Seven Signs of Employee Trouble During Change

Tuesday, August 24th, 2010

Thousands of my fellow Long Island business owners will decide to make a significant change to their businesses in the next six months, and hundreds of thousands of Long Island employees will feel the impact. The success of each business’s change is going to be based in large part upon how well the change has been thought through, and how effectively leaders communicated the why and how to their employees.

If you are a leader, deciding to make the change is the easy part. Helping your managers and employees understand and implement the change so you get the results you want is the hard part. So often, companies invest heavily in the technical side of a change without really thinking through the impact on their employees. Nearly any change requires redefining employees’ roles, expectations and behaviors, and many leaders just assume employees will figure it out. But that doesn’t always work.
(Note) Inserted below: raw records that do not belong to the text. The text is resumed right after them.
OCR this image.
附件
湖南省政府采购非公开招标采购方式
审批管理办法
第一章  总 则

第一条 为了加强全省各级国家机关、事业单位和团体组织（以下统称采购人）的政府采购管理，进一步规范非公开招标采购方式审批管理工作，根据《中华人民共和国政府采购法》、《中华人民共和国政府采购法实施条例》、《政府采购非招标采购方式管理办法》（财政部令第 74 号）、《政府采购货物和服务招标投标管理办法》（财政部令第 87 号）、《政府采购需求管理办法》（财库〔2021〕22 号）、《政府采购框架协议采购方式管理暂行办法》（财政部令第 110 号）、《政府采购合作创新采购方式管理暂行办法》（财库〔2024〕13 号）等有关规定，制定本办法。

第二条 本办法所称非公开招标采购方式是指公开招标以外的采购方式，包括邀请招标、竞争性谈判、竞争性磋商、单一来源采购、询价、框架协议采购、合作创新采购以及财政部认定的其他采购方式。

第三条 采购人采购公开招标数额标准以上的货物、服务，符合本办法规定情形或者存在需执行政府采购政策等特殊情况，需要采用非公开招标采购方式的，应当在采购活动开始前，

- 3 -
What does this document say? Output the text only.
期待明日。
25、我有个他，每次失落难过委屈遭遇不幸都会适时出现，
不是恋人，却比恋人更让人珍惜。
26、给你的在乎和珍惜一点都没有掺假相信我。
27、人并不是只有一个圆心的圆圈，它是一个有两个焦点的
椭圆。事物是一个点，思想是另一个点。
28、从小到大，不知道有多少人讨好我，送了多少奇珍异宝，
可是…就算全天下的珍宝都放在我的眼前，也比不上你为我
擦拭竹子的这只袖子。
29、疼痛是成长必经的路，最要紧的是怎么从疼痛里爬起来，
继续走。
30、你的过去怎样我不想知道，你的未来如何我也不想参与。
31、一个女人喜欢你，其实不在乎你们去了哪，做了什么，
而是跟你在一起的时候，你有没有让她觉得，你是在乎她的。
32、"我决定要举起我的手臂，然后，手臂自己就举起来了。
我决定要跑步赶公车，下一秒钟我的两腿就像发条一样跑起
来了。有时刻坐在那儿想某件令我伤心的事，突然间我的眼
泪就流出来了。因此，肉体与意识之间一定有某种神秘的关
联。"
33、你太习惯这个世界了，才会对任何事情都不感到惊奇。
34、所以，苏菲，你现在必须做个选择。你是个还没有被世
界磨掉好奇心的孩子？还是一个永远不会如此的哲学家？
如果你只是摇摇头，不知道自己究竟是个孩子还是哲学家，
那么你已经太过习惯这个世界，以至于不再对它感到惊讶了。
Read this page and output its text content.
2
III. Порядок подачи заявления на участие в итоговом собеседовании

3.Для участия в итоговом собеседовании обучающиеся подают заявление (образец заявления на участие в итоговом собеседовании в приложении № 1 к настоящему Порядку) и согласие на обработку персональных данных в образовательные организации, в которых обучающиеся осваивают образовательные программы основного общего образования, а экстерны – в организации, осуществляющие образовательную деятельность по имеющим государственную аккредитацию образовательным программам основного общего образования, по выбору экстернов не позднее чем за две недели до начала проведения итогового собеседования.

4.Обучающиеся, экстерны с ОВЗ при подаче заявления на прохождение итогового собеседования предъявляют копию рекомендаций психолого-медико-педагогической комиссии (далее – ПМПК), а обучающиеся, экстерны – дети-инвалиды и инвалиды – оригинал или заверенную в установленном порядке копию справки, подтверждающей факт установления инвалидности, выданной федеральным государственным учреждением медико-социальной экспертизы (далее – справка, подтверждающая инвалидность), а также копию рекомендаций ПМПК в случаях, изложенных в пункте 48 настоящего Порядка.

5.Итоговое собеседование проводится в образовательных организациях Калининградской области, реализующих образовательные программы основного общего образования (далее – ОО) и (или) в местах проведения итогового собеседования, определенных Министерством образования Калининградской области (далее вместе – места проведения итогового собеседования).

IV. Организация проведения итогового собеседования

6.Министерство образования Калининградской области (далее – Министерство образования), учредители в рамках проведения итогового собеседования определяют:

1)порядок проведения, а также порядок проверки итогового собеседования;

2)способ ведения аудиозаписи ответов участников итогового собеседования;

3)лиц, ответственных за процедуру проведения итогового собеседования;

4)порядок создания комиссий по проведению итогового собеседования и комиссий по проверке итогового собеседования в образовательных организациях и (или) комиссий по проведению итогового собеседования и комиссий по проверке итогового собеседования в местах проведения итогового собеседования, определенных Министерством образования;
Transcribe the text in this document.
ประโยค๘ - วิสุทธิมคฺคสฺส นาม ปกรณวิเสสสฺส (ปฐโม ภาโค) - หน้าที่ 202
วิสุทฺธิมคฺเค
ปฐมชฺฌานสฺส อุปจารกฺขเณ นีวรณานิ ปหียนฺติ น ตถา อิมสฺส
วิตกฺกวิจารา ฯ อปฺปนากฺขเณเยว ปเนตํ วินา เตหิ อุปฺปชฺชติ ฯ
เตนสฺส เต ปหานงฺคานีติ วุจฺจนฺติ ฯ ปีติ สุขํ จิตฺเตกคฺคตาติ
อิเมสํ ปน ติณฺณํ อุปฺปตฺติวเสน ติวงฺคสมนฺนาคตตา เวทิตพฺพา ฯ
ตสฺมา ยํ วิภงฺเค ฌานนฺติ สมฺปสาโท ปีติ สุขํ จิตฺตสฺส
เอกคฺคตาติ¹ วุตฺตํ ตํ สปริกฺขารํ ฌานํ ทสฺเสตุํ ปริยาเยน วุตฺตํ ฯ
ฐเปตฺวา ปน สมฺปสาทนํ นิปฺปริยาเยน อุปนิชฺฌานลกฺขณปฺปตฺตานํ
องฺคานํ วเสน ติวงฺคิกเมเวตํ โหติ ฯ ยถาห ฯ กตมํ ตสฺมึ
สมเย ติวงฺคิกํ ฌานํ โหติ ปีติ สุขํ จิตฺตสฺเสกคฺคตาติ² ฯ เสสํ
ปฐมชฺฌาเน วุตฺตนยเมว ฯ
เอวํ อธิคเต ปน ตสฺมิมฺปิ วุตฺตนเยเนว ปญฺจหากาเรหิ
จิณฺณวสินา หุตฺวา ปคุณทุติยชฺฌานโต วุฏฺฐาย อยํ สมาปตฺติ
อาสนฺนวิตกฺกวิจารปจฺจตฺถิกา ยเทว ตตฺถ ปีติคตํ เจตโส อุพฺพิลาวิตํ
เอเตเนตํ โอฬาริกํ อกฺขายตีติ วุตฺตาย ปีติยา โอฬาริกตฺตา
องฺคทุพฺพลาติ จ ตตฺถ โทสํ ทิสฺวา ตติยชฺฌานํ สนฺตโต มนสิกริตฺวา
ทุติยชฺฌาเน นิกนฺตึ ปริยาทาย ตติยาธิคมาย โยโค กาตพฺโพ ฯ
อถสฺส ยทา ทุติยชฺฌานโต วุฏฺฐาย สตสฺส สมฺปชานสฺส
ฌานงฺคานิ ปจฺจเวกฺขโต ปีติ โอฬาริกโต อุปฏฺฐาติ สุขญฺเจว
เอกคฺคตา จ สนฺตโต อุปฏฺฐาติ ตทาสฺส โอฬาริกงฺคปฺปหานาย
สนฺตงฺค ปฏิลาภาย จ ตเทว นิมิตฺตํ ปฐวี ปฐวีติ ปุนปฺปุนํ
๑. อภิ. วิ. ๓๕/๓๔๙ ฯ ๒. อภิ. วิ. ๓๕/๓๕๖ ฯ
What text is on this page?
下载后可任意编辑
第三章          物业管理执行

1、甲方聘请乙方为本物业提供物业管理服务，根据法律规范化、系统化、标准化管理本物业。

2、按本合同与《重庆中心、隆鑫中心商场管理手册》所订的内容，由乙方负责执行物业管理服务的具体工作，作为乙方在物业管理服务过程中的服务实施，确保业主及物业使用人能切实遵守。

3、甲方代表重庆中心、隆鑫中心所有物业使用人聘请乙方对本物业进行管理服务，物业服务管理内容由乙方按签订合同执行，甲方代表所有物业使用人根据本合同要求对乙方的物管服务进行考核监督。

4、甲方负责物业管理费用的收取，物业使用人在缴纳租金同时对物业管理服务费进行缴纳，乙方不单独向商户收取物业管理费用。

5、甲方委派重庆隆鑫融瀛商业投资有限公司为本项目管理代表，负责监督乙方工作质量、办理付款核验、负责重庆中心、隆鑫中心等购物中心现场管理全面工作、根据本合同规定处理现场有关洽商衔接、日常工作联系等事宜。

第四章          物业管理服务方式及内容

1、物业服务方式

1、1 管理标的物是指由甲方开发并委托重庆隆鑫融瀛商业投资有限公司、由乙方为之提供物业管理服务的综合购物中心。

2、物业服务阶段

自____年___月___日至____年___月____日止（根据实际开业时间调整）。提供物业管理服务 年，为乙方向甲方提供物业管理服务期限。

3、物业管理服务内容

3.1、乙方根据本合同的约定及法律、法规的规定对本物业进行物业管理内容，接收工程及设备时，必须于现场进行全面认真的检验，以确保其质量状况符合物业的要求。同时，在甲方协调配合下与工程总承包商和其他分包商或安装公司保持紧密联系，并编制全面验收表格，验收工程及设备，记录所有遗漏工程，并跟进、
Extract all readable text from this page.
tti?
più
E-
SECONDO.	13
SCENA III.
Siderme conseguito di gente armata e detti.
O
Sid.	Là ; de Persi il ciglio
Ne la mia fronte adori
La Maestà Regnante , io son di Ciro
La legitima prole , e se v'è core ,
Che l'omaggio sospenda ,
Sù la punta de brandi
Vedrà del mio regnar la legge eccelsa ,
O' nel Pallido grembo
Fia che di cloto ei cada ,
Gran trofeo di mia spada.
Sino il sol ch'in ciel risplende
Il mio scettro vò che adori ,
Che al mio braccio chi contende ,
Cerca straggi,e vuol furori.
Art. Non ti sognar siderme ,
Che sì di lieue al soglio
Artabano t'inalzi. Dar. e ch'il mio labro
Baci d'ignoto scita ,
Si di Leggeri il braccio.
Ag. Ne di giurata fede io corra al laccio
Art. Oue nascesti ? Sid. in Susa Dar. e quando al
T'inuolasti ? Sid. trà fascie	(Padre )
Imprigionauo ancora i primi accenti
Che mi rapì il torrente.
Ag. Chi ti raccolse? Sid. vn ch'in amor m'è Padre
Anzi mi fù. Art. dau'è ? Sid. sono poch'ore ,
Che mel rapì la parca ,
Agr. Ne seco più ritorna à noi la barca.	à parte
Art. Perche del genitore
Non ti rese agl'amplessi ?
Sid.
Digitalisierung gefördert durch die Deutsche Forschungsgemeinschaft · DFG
Failing to address the people side of change can create major hurdles for a business. Here are seven signs of trouble:

1. Employees complain there is “no communication”
2. Managers protect their turf
3. Employees do end-runs around new authority and workarounds on new processes they don’t like or understand
4. Customer complaints increase
5. Decision-making slows to a crawl
6. Good employees leave
7. Employees burn out, give up, go into “coast” mode

Leaders can get better results from their change initiative by appreciating that change will naturally disrupt their employees’ feelings of stability and comfort. While you may be excited about what the change will do for your business, employees are nervous about what the change will do to them.

A wise approach is to think through the implications for jobs, roles and individuals, and communicate both what the impact will be to an individual, and what is in it for them. By doing so, you will be light years ahead of the game. 

That information is an essential part of what an employee needs to process, understand, accept and internalize the change.  And receiving it from you, in respectful, appropriate way, goes a long way toward creating the type of atmosphere and culture that will help your business soar.